Definir es delimitar, dicen los filósofos, por tanto, una definición jamás dirá todo lo que encierra lo definido. Aun así, es necesario aclarar términos, pues las ciencias están en búsqueda de la menor ambigüedad. No es el caso de los poetas, literatos o ensayistas quienes a menudo usan con libertad herramientas lingüísticas para llevarnos a mundos imaginados por el hacedor y el lector, sin necesariamente esperar que descansen en el mismo puerto.
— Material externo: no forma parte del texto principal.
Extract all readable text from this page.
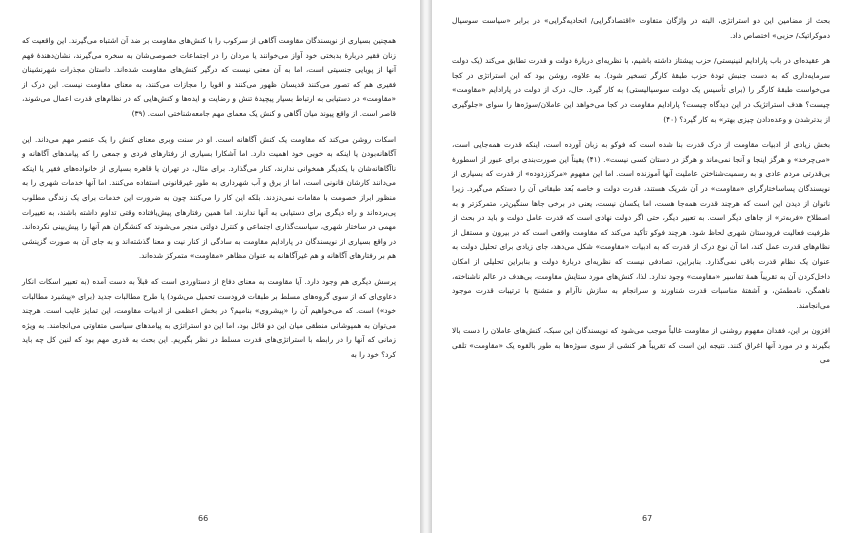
همچنین بسیاری از نویسندگان مقاومت آگاهی از سرکوب را با کنش‌های مقاومت بر ضد آن اشتباه می‌گیرند. این واقعیت که زنان فقیر دربارهٔ بدبختی خود آواز می‌خوانند یا مردان را در اجتماعات خصوصی‌شان به سخره می‌گیرند، نشان‌دهندهٔ فهم آنها از پویایی جنسیتی است، اما به آن معنی نیست که درگیر کنش‌های مقاومت شده‌اند. داستان مجذرات شهرنشینان فقیری هم که تصور می‌کنند قدیسان ظهور می‌کنند و اقویا را مجازات می‌کنند، به معنای مقاومت نیست. این درک از «مقاومت» در دستیابی به ارتباط بسیار پیچیدهٔ تنش و رضایت و ایده‌ها و کنش‌هایی که در نظام‌های قدرت اعمال می‌شوند، قاصر است. از واقع پیوند میان آگاهی و کنش یک معمای مهم جامعه‌شناختی است. (۳۹)

اسکات روشن می‌کند که مقاومت یک کنش آگاهانه است. او در سنت وبری معنای کنش را یک عنصر مهم می‌داند. این آگاهانه‌بودن یا اینکه به خوبی خود اهمیت دارد. اما آشکارا بسیاری از رفتارهای فردی و جمعی را که پیامدهای آگاهانه و ناآگاهانه‌شان با یکدیگر همخوانی ندارند، کنار می‌گذارد. برای مثال، در تهران یا قاهره بسیاری از خانواده‌های فقیر یا اینکه می‌دانند کارشان قانونی است، اما از برق و آب شهرداری به طور غیرقانونی استفاده می‌کنند. اما آنها خدمات شهری را به منظور ابراز خصومت با مقامات نمی‌دزدند. بلکه این کار را می‌کنند چون به ضرورت این خدمات برای یک زندگی مطلوب پی‌برده‌اند و راه دیگری برای دستیابی به آنها ندارند. اما همین رفتارهای پیش‌یافتاده وقتی تداوم داشته باشند، به تغییرات مهمی در ساختار شهری، سیاست‌گذاری اجتماعی و کنترل دولتی منجر می‌شوند که کنشگران هم آنها را پیش‌بینی نکرده‌اند. در واقع بسیاری از نویسندگان در پارادایم مقاومت به سادگی از کنار نیت و معنا گذشته‌اند و به جای آن به صورت گزینشی هم بر رفتارهای آگاهانه و هم غیرآگاهانه به عنوان مظاهر «مقاومت» متمرکز شده‌اند.

پرسش دیگری هم وجود دارد. آیا مقاومت به معنای دفاع از دستاوردی است که قبلاً به دست آمده (به تعبیر اسکات انکار دعاوی‌ای که از سوی گروه‌های مسلط بر طبقات فرودست تحمیل می‌شود) یا طرح مطالبات جدید (برای «پیشبرد مطالبات خود») است. که می‌خواهیم آن را «پیشروی» بنامیم؟ در بخش اعظمی از ادبیات مقاومت، این تمایز غایب است. هرچند می‌توان به همپوشانی منطقی میان این دو قائل بود، اما این دو استراتژی به پیامدهای سیاسی متفاوتی می‌انجامند. به ویژه زمانی که آنها را در رابطه با استراتژی‌های قدرت مسلط در نظر بگیریم. این بحث به قدری مهم بود که لنین کل چه باید کرد؟ خود را به

66

بحث از مضامین این دو استراتژی، البته در واژگان متفاوت «اقتصادگرایی/ اتحادیه‌گرایی» در برابر «سیاست سوسیال دموکراتیک/ حزبی» اختصاص داد.

هر عقیده‌ای در باب پارادایم لنینیستی/ حزب پیشتاز داشته باشیم، با نظریه‌ای دربارهٔ دولت و قدرت تطابق می‌کند (یک دولت سرمایه‌داری که به دست جنبش تودهٔ حزب طبقهٔ کارگر تسخیر شود). به علاوه، روشن بود که این استراتژی در کجا می‌خواست طبقهٔ کارگر را (برای تأسیس یک دولت سوسیالیستی) به کار گیرد. حال، درک از دولت در پارادایم «مقاومت» چیست؟ هدف استراتژیک در این دیدگاه چیست؟ پارادایم مقاومت در کجا می‌خواهد این عاملان/سوژه‌ها را سوای «جلوگیری از بدترشدن و وعده‌دادن چیزی بهتر» به کار گیرد؟ (۴۰)

بخش زیادی از ادبیات مقاومت از درک قدرت بنا شده است که فوکو به زبان آورده است، اینکه قدرت همه‌جایی است، «می‌چرخد» و هرگز اینجا و آنجا نمی‌ماند و هرگز در دستان کسی نیست». (۴۱) یقیناً این صورت‌بندی برای عبور از اسطورهٔ بی‌قدرتی مردم عادی و به رسمیت‌شناختن عاملیت آنها آموزنده است. اما این مفهوم «مرکززدوده» از قدرت که بسیاری از نویسندگان پساساختارگرای «مقاومت» در آن شریک هستند، قدرت دولت و خاصه بُعد طبقاتی آن را دستکم می‌گیرد. زیرا ناتوان از دیدن این است که هرچند قدرت همه‌جا هست، اما یکسان نیست، یعنی در برخی جاها سنگین‌تر، متمرکزتر و به اصطلاح «فربه‌تر» از جاهای دیگر است. به تعبیر دیگر، حتی اگر دولت نهادی است که قدرت عامل دولت و باید در بحث از ظرفیت فعالیت فرودستان شهری لحاظ شود. هرچند فوکو تأکید می‌کند که مقاومت واقعی است که در بیرون و مستقل از نظام‌های قدرت عمل کند، اما آن نوع درک از قدرت که به ادبیات «مقاومت» شکل می‌دهد، جای زیادی برای تحلیل دولت به عنوان یک نظام قدرت باقی نمی‌گذارد. بنابراین، تصادفی نیست که نظریه‌ای دربارهٔ دولت و بنابراین تحلیلی از امکان داخل‌کردن آن به تقریباً همهٔ تفاسیر «مقاومت» وجود ندارد. لذا، کنش‌های مورد ستایش مقاومت، بی‌هدف در عالم ناشناخته، ناهمگن، نامطمئن، و آشفتهٔ مناسبات قدرت شناورند و سرانجام به سازش ناآرام و متشنج با ترتیبات قدرت موجود می‌انجامند.

افزون بر این، فقدان مفهوم روشنی از مقاومت غالباً موجب می‌شود که نویسندگان این سبک، کنش‌های عاملان را دست بالا بگیرند و در مورد آنها اغراق کنند. نتیجه این است که تقریباً هر کنشی از سوی سوژه‌ها به طور بالقوه یک «مقاومت» تلقی می‌

67
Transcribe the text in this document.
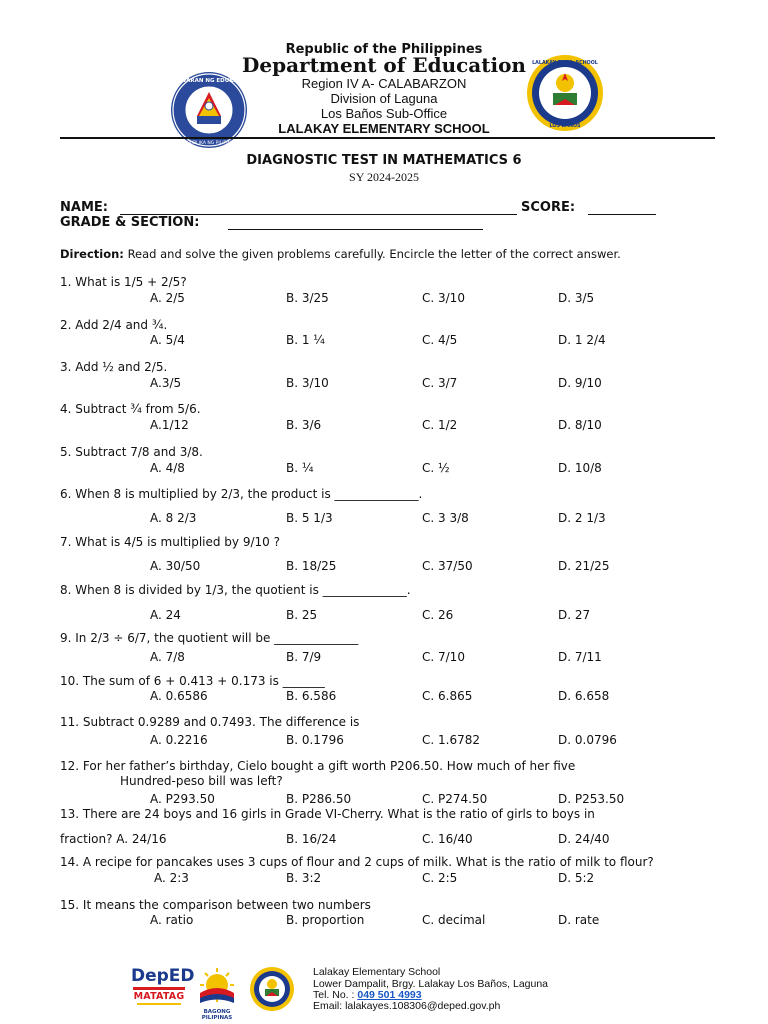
Republic of the Philippines
Department of Education
Region IV A- CALABARZON
Division of Laguna
Los Baños Sub-Office
LALAKAY ELEMENTARY SCHOOL
KAGAWARAN NG EDUKASYON
REPUBLIKA NG PILIPINAS
LALAKAY ELEM. SCHOOL
LOS BAÑOS
DIAGNOSTIC TEST IN MATHEMATICS 6
SY 2024-2025
NAME:	SCORE:
GRADE & SECTION:
Direction: Read and solve the given problems carefully. Encircle the letter of the correct answer.
1. What is 1/5 + 2/5?
A. 2/5	B. 3/25	C. 3/10	D. 3/5
2. Add 2/4 and ¾.
A. 5/4	B. 1 ¼	C. 4/5	D. 1 2/4
3. Add ½ and 2/5.
A.3/5	B. 3/10	C. 3/7	D. 9/10
4. Subtract ¾ from 5/6.
A.1/12	B. 3/6	C. 1/2	D. 8/10
5. Subtract 7/8 and 3/8.
A. 4/8	B. ¼	C. ½	D. 10/8
6. When 8 is multiplied by 2/3, the product is ______________.
A. 8 2/3	B. 5 1/3	C. 3 3/8	D. 2 1/3
7. What is 4/5 is multiplied by 9/10 ?
A. 30/50	B. 18/25	C. 37/50	D. 21/25
8. When 8 is divided by 1/3, the quotient is ______________.
A. 24	B. 25	C. 26	D. 27
9. In 2/3 ÷ 6/7, the quotient will be ______________
A. 7/8	B. 7/9	C. 7/10	D. 7/11
10. The sum of 6 + 0.413 + 0.173 is _______
A. 0.6586	B. 6.586	C. 6.865	D. 6.658
11. Subtract 0.9289 and 0.7493. The difference is
A. 0.2216	B. 0.1796	C. 1.6782	D. 0.0796
12. For her father’s birthday, Cielo bought a gift worth P206.50. How much of her five
Hundred-peso bill was left?
A. P293.50	B. P286.50	C. P274.50	D. P253.50
13. There are 24 boys and 16 girls in Grade VI-Cherry. What is the ratio of girls to boys in
fraction? A. 24/16	B. 16/24	C. 16/40	D. 24/40
14. A recipe for pancakes uses 3 cups of flour and 2 cups of milk. What is the ratio of milk to flour?
A. 2:3	B. 3:2	C. 2:5	D. 5:2
15. It means the comparison between two numbers
A. ratio	B. proportion	C. decimal	D. rate
DepED
MATATAG
BAGONG PILIPINAS
Lalakay Elementary School
Lower Dampalit, Brgy. Lalakay Los Baños, Laguna
Tel. No. : 049 501 4993
Email: lalakayes.108306@deped.gov.ph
Es así como nos encontramos en la complejidad de pretender descifrar lo que llamamos amor, qué sentido tiene en nuestras vidas y por qué algunas personas le han cargado el mérito de mover al mundo. Erick Fromm dijo “…el amor es la única respuesta sensata y satisfactoria al problema de la existencia humana”, pues hagamos este ejercicio previo a celebrar el 14 de febrero. Huelga decir que hay muchas formar de amar, así como niveles estudiados, hasta explicarlo.

El amor simbiótico pone en entredicho la madurez de una persona por su forma de vincularse con otra. Sea la madre, la pareja, la esposa o esposo, los propios hijos hacia los padres o viceversa, se ha dicho que disminuye la libertad al crearse dependencias enfermizas cuando estas no corresponden en adecuación a la edad o a la conducta esperada de quien así lo viva.

La empatía es ponerse en los zapatos del otro, es tratar de pensar desde la realidad de quien se aproxima a nosotros pretendiendo un acompañamiento. Es desprenderse momentáneamente de las propias estructuras noéticas para dar paso a lo que vive y siente quien espera palabras de aliento.

Entre el afecto y el cariño existe una frontera relacionada con la manifestación física del amor. Mientras en el primero hay una inclinación preferencial mostrada en el trato fino y condescendiente, en el cariño se externan caricias físicas en reciprocidad. Es la forma en que los hijos aprenden de los padres a comunicarse y distinguen quiénes son personas de confianza.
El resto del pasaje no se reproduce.